Monday, May 02, 2011

The first kana typewriter was produced in 1923 by the Underwood Typewriter Company at the urging of Yamashita Yoshitarō, a former diplomat and director of Sumitomo Bank who founded the current Kanamojikai (Kana Writing Society) in 1920. The method for assigning kana to typewriter keys was based on the same principle that had been employed in the design of the now standard English (or "QWERTY") keyboard, on which frequently used letters were purposely put in distant locations. -- J. Marshall Unger: Literacy and Script Reform in Occupation Japan, Oxford University Press, New York (1996).

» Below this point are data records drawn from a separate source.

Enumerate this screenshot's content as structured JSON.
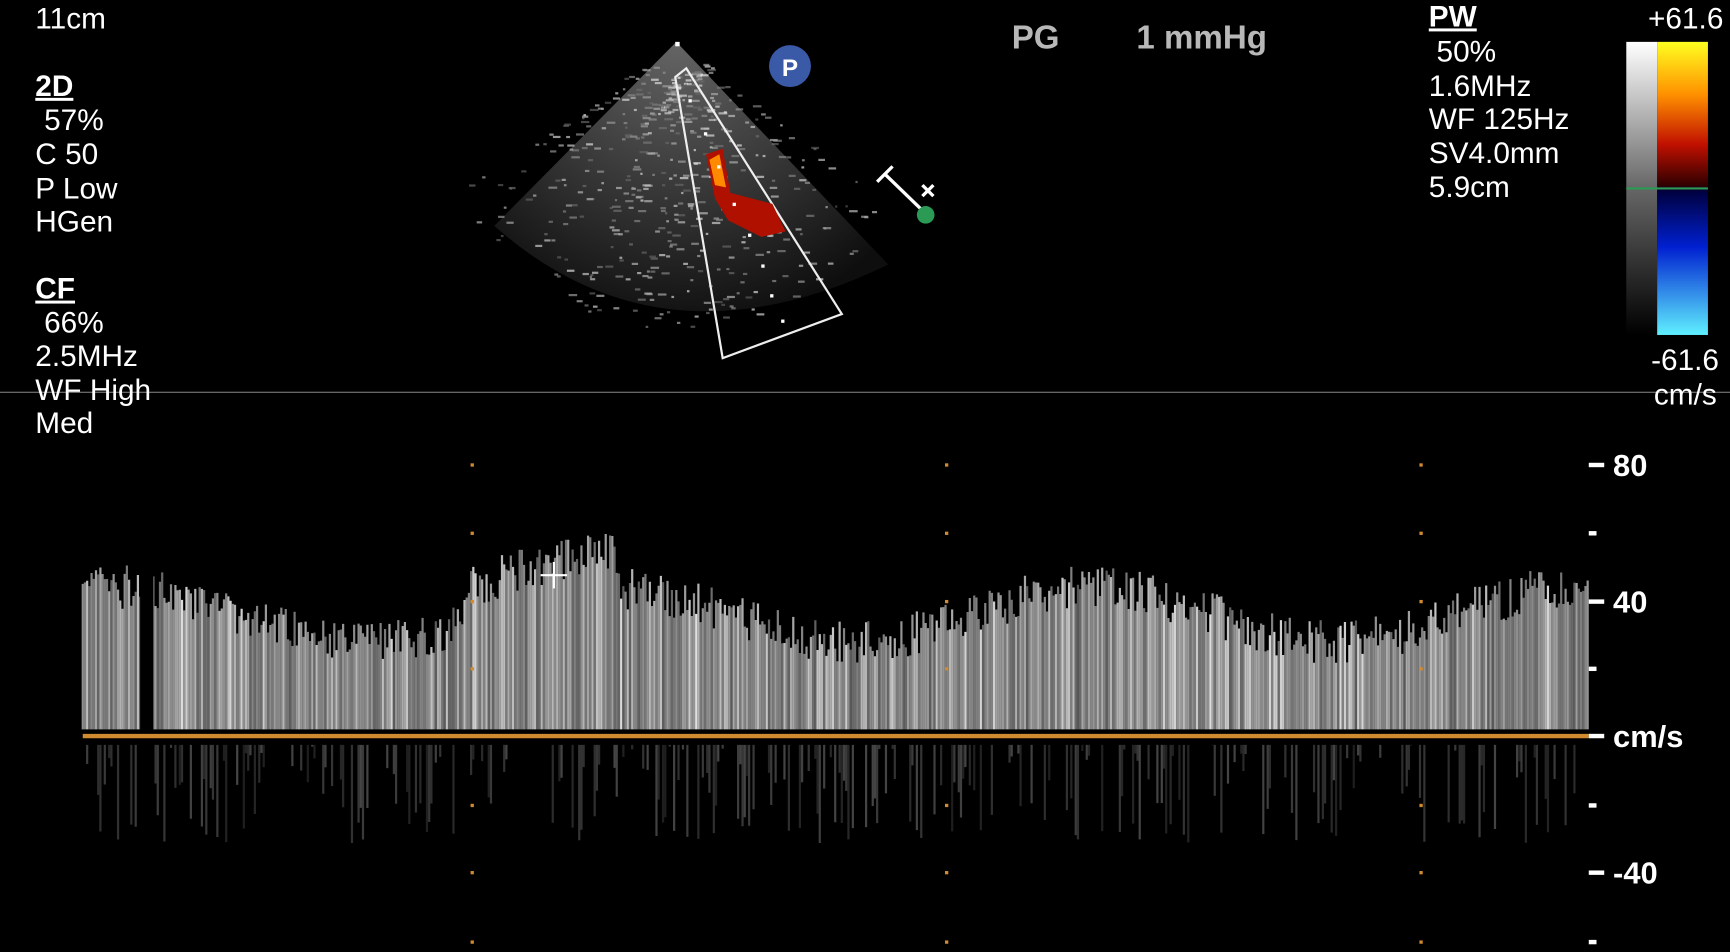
{
  "left_panel": {
    "depth": "11cm",
    "mode_2d": {
      "heading": "2D",
      "lines": [
        "57%",
        "C 50",
        "P Low",
        "HGen"
      ]
    },
    "mode_cf": {
      "heading": "CF",
      "lines": [
        "66%",
        "2.5MHz",
        "WF High",
        "Med"
      ]
    }
  },
  "top_readout": {
    "label": "PG",
    "value": "1 mmHg"
  },
  "right_panel": {
    "heading": "PW",
    "lines": [
      "50%",
      "1.6MHz",
      "WF 125Hz",
      "SV4.0mm",
      "5.9cm"
    ]
  },
  "color_bar": {
    "max": "+61.6",
    "min": "-61.6",
    "unit": "cm/s"
  },
  "doppler_scale": {
    "labels": [
      "80",
      "40",
      "cm/s",
      "-40"
    ]
  }
}
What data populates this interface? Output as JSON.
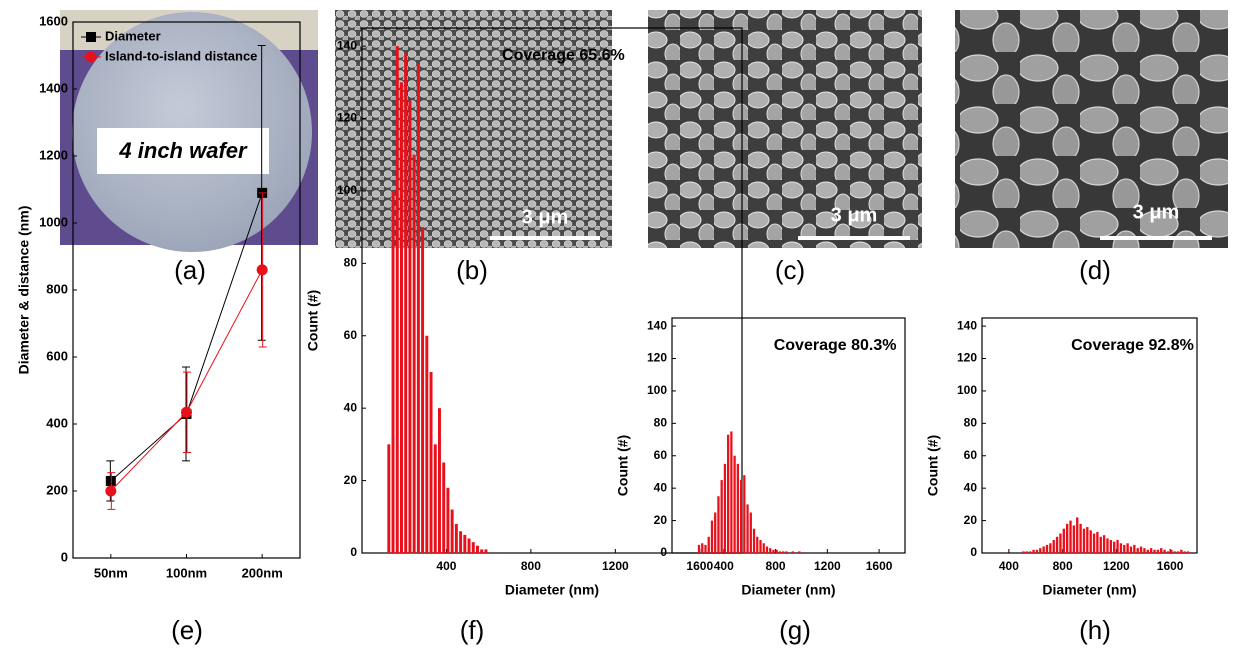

Totally false. In February, 1923, Mr. Burnham Coos Stickney of Underwood Typewriter did not arrange the kana keyboard in such way. He mainly followed 50-on order, placing アイウエオ on the upper rows, カキクケコ at the center, then サシスセソ at its left, タチツテト at next, and so forth (cf. U. S. Patent No.1549622). Furthermore, it was not the first kana typewriter. For example, in September, 1899, Mr. Teijiro Kurosawa of Elliott & Hatch Book Typewriter made his own kana typewriter (cf. Nihon-ji no Typewriter, Jiji Shimpo, No.5663 (September 3, 1899), p.6). Additionally, frequently-used letter sequences in English, such as "th", were not put in distant locations on the QWERTY keyboard, as I mentioned before.